Wood constraint: The maximum amount of wood available is 240 kilograms. Each unit of A requires 1 kilogram, and each unit of B requires 3 kilograms. Therefore, the wood constraint can be written as:

1x + 3y ≤ 240

Plastic constraint: The maximum amount of plastic available is 360 kilograms. Each unit of A requires 3 kilograms, and each unit of B requires 4 kilograms. Therefore, the plastic constraint can be written as:

3x + 4y ≤ 360

Steel constraint: The maximum amount of steel available is 180 kilograms. Each unit of A requires 2 kilograms, and each unit of B requires 1 kilogram. Therefore, the steel constraint can be written as:

2x + 1y ≤ 180

Non-negativity constraint: The number of units produced cannot be negative:

x, y ≥ 0

c) To find all the corner points, we need to graph the feasible region defined by the constraints and find the intersection points.

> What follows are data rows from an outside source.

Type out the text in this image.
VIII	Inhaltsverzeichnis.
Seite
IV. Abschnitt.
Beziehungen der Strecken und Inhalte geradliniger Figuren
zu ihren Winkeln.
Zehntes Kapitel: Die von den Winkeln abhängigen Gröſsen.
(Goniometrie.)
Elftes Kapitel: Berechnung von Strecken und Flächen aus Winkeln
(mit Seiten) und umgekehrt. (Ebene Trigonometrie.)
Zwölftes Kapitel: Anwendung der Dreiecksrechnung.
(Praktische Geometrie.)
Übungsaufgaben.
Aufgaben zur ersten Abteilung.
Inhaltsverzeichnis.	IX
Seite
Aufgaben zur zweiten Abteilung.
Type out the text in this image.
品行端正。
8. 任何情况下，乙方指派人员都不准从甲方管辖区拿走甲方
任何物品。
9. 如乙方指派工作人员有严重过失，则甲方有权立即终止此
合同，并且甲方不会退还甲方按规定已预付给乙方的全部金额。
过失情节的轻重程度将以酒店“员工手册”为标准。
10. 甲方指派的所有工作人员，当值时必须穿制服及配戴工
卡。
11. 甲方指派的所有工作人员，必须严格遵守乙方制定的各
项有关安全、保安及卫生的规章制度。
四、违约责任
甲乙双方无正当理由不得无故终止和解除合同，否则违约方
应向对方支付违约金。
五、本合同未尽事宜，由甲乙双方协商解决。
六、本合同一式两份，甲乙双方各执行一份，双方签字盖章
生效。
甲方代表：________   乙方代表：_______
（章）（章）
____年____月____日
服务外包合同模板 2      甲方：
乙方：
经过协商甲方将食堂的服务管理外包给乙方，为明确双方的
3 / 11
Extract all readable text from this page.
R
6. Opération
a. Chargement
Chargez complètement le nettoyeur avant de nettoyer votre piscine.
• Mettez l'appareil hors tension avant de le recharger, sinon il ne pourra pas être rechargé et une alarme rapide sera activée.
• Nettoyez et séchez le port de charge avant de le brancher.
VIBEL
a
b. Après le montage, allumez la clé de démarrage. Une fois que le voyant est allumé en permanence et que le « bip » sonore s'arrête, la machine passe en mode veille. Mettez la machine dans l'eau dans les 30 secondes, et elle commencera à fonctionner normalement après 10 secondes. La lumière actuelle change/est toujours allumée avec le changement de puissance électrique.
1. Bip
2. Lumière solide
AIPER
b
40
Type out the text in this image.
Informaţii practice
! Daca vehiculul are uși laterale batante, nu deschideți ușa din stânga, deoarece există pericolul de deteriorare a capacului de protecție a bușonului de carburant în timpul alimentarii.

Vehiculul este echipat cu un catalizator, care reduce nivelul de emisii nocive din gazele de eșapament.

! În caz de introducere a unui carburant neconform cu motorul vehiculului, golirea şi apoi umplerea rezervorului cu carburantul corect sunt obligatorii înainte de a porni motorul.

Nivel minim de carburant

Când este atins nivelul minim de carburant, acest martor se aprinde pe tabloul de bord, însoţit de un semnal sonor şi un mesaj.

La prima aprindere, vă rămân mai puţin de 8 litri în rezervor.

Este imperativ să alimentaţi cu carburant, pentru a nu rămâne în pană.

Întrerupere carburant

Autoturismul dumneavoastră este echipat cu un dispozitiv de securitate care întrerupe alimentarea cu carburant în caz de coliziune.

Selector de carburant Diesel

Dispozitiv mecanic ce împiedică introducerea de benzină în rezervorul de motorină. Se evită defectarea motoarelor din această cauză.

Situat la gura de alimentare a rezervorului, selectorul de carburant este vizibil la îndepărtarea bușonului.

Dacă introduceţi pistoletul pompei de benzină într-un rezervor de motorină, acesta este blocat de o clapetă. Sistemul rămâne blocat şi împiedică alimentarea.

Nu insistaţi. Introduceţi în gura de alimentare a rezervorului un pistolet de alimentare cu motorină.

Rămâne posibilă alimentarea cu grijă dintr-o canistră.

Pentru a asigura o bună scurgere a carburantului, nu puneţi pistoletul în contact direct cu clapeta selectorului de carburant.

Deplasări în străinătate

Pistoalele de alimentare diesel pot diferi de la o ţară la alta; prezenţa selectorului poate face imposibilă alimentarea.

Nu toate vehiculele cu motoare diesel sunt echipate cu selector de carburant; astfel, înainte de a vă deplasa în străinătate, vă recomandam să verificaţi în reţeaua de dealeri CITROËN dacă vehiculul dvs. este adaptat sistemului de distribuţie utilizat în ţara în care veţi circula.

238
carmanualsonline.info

Graphing the constraints on a coordinate plane, we can determine the points of intersection.

The corner points are:

Point 1: (60, 60)
Point 2: (80, 30)
Point 3: (120, 0)

We can substitute these points into the objective profit function to find the profit at each corner point.

For Point 1: Profit = 4(60) + 6(60) = $600
For Point 2: Profit = 4(80) + 6(30) = $520
For Point 3: Profit = 4(120) + 6(0) = $480

Therefore, the combination of items that will produce the maximum profit is at Point 1, where 60 units of A and 60 units of B should be produced. The maximum profit achievable in this case is $600.